A deux reprises, elle avait refusé les soins du médecin du bord.
La malheureuse semblait avoir perdu le sommeil et la raison, car les

officiers de quart l'entendaient souvent, la nuit, pousser des cris de rage
ou d'effroi.
--Si ces sortes de crises persistent, avait dit le capitaine, il faudra la
surveiller la nuit comme le jour.
* * *
Un soir que la prisonnière berçait au doux bruit de l'onde ses tristes
rêveries, elle crut percevoir les sons d'une voix bien connue qui
l'appelait.
D'abord surprise et l'esprit perplexe, elle ne répondit pas.
La voix ayant répété son nom, elle demanda:
--Qui est là?
--C'est François, madame, qui vient vous sauver...
Elle ouvrit aussitôt la porte, et en voyant son serviteur, elle s'excusa, les
yeux baignés de larmes, d'avoir douté un instant de son dévouement.
--N'y pensez plus, je vous en prie, madame, et venez vite...
Sa maîtresse lui ayant désigné deux valises, il s'en saisit comme d'une
plume et court les déposer dans une chaloupe attachée à l'arrière du
vaisseau, puis, au moyen d'une échelle de chanvre, il fait descendre
madame DeBoismorel dans l'embarcation, où il a eu le soin de placer
des vivres.
Il saute à son tour dans la chaloupe, en démarre le lien, et se met à
ramer de toutes ses forces dans la direction d'une île entrevue à l'heure
du souper, et qu'il espère atteindre avant le lever du soleil.
* * *
Le lecteur est sans doute surpris de voir ici l'ancien serviteur de
madame DeBoismorel rentrer en scène.

Une explication s'impose. La voici.
Madame DeBoismorel était aimée de tous ceux qu'elle avait à son
service; elle les traitait toujours avec douceur et libéralité. C'est dans un
état d'excitation incontrôlable qu'elle avait chassé son fidèle et dévoué
serviteur. Celui-ci en fut plus attristé que vexé. Il croyait d'ailleurs que
sa maîtresse était victime d'une lourde méprise ou d'une odieuse
persécution. Aussi, dans l'espérance de pouvoir lui rendre quelques
bons offices--si humbles fussent-ils--il résolut promptement de la
suivre en France.
En quittant la demeure de sa maîtresse, après avoir eu la précaution de
se couper les cheveux et la barbe--ce qui le rendait méconnaissable, car
il portait une longue barbe--il courut à la basse-ville et prit place sur le
Neptune, quelques minutes avant l'arrivée de madame DeBoismorel.
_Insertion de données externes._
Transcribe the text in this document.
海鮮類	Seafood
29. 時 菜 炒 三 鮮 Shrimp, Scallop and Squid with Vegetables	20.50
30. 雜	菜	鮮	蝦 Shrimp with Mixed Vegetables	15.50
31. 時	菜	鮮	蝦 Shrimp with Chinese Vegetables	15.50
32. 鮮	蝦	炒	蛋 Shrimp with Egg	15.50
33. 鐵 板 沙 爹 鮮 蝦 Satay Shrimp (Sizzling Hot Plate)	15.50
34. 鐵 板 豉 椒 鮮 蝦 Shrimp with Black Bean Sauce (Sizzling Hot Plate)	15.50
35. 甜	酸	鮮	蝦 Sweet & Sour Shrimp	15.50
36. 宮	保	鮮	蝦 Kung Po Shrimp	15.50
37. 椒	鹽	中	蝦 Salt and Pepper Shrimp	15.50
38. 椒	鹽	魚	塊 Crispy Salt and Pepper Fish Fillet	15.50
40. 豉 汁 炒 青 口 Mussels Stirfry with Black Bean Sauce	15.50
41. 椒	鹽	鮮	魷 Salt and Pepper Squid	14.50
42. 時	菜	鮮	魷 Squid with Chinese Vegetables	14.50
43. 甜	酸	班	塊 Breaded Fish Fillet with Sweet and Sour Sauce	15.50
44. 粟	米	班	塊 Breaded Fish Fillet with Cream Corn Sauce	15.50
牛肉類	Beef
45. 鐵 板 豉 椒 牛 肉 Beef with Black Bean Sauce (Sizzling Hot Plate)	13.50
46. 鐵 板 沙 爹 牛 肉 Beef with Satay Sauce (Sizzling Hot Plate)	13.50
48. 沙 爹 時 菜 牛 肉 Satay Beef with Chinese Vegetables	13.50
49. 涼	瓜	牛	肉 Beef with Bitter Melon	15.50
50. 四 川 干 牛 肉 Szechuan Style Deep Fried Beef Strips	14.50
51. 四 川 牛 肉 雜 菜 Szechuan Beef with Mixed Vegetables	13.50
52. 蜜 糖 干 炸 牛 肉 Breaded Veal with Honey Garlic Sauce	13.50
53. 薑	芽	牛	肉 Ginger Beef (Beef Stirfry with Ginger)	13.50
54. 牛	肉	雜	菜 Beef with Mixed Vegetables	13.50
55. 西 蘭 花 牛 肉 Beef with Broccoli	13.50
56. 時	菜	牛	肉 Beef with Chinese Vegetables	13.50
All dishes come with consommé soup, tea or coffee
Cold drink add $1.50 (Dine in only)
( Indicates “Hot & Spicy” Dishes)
Nul ne le connaissait à bord, du moins il le croyait.
Cependant, par prudence, il sortait rarement de sa cabine, prétextant
avoir le mal de mer.
Il dormait peu, et les cris de madame DeBoismorel parvenaient jusqu'à
lui.
Jugeant sa maîtresse bien malade, et redoutant pour elle les dangers
d'une longue traversée, il décida de l'arracher par la fuite à sa captivité.
Il n'attendait qu'une occasion favorable pour mettre son projet à
exécution, car il ne voulait courir aucun risque.
Or, un soir que la mer était calme et le ciel étoilée, il observa que
l'officier à la vigie était un vieux marin à l'oeil encore assez vif, mais à
l'oreille très dure. Il avait peu à craindre de celui-là. Mais Il n'était pas
aussi rassuré sur le compte du timonier, jeune et solide gaillard.